Таня стала более современной, чем я. Никаких чужих постелей — всех к себе. Результат налицо! Ребенок Ксюша из благополучной семьи — это на взгляд со стороны — чувствует себя покинутым, заброшенным. А ведь казалась такой сильной девочкой. Ее разговоры об однополой любви — тоже результат отсутствия папы в доме. Моему самобичеванию не было конца.

— Не буду больше ни с кем жить, ни со своим, ни с чужим отцо-о-ом, — плакала внучка и я, не в состоянии ее утешить, вместе с ней вытирала украдкой слезы.

— Все, — вдруг взяв салфетку в руки, неожиданно приняла решение Ксюша. — Ухожу жить к тебе, навсегда.

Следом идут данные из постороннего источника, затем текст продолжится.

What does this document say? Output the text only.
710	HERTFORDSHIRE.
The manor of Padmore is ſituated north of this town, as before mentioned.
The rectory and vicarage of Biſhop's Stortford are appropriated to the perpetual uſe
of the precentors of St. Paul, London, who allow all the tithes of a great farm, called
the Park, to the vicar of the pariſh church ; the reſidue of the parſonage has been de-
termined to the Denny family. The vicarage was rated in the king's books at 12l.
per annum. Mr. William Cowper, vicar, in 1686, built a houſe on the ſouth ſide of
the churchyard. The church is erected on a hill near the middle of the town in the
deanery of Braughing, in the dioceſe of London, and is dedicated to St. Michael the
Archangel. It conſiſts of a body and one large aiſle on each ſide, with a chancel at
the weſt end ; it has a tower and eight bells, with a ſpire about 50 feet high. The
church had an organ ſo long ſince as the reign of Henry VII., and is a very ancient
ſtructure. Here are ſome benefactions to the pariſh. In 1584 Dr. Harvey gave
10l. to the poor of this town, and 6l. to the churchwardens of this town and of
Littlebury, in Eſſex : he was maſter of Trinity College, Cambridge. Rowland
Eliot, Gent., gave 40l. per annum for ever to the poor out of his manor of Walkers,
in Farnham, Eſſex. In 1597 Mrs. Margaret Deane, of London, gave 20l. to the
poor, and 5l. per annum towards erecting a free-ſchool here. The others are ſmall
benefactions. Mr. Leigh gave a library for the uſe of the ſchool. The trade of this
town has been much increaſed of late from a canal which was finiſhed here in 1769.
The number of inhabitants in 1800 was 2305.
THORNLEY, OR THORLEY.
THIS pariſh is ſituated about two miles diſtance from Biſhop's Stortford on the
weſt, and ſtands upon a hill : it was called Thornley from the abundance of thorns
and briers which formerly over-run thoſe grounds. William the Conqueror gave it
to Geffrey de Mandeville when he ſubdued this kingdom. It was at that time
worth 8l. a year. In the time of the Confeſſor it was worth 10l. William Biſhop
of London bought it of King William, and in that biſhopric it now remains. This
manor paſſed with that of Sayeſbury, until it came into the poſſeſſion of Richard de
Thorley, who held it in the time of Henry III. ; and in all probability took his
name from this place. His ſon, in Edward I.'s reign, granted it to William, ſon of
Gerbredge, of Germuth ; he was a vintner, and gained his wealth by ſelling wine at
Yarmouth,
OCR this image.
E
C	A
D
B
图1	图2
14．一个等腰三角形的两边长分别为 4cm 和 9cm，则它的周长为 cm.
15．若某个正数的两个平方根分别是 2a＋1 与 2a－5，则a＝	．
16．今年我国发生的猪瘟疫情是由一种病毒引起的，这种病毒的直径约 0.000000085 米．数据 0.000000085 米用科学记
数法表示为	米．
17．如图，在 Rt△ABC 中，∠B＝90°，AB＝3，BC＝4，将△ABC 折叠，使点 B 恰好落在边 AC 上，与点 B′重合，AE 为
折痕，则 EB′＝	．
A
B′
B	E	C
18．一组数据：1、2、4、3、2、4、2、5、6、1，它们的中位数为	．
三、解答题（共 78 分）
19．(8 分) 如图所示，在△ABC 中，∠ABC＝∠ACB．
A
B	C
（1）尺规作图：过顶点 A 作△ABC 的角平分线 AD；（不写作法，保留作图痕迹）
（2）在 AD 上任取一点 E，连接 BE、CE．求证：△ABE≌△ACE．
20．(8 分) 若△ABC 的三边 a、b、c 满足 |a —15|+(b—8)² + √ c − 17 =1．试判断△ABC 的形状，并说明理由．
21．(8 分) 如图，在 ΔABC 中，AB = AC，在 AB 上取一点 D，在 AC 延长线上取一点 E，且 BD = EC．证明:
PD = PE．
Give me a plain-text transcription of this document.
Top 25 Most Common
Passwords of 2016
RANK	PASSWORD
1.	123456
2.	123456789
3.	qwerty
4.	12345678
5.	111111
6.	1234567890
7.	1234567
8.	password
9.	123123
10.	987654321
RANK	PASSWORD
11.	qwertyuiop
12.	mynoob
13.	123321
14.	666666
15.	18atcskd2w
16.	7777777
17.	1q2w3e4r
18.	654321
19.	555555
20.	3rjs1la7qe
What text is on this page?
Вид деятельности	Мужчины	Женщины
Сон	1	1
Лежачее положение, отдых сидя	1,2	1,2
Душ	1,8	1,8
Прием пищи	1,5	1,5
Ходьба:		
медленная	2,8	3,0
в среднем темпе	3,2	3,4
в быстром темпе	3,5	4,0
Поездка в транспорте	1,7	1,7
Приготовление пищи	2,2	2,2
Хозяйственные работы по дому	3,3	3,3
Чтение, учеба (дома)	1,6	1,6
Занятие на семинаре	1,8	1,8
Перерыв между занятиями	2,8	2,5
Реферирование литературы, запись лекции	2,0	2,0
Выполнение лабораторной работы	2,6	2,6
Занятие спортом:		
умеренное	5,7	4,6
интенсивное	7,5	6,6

Ты ведь меня не предашь?

— Что ты имеешь в виду? — встрепенулась я.

— Поклянись, что не женишься никогда. — Ксюша, как все дети, употребляла форму «женишься» вместо «выйти замуж».

— А ты замуж не собираешься? — нашлась я.

— Сейчас нет, — быстро выкрутилась она.

— И в Германию к своему другу Курту на каникулы не поедешь?

— Это ведь на пару недель, — оправдывалась девочка.

— Ксения, — вдруг серьезно спросила я, — когда у тебя будет дочь, ты ее не предашь?

Ксения молчала. Она думала.

— Нет, — наконец ответила она. — Дети ведь маленькие, их надо защищать.

— От чего?

— От всего. Вам, взрослым, этого не понять. Мужчин много, — по-своему рассудила она, — а я у мамы одна. Никогда при дочери я не буду заниматься любовью.

«Так, приехали, — подумала я, — эту тему я обсуждать не готова». Но помимо моей воли вырвалось:

— Это как?

— Ну, целоваться там и обниматься, что ты маленькая, не понимаешь?

— Г-мм, ну это не совсем предательство.

— Не скажи, — по-взрослому рассудила Ксюша. — Когда любимый человек занимается любовью с другим («Она употребила это выражение в своем понимании», — успокоила я себя) — это предательство!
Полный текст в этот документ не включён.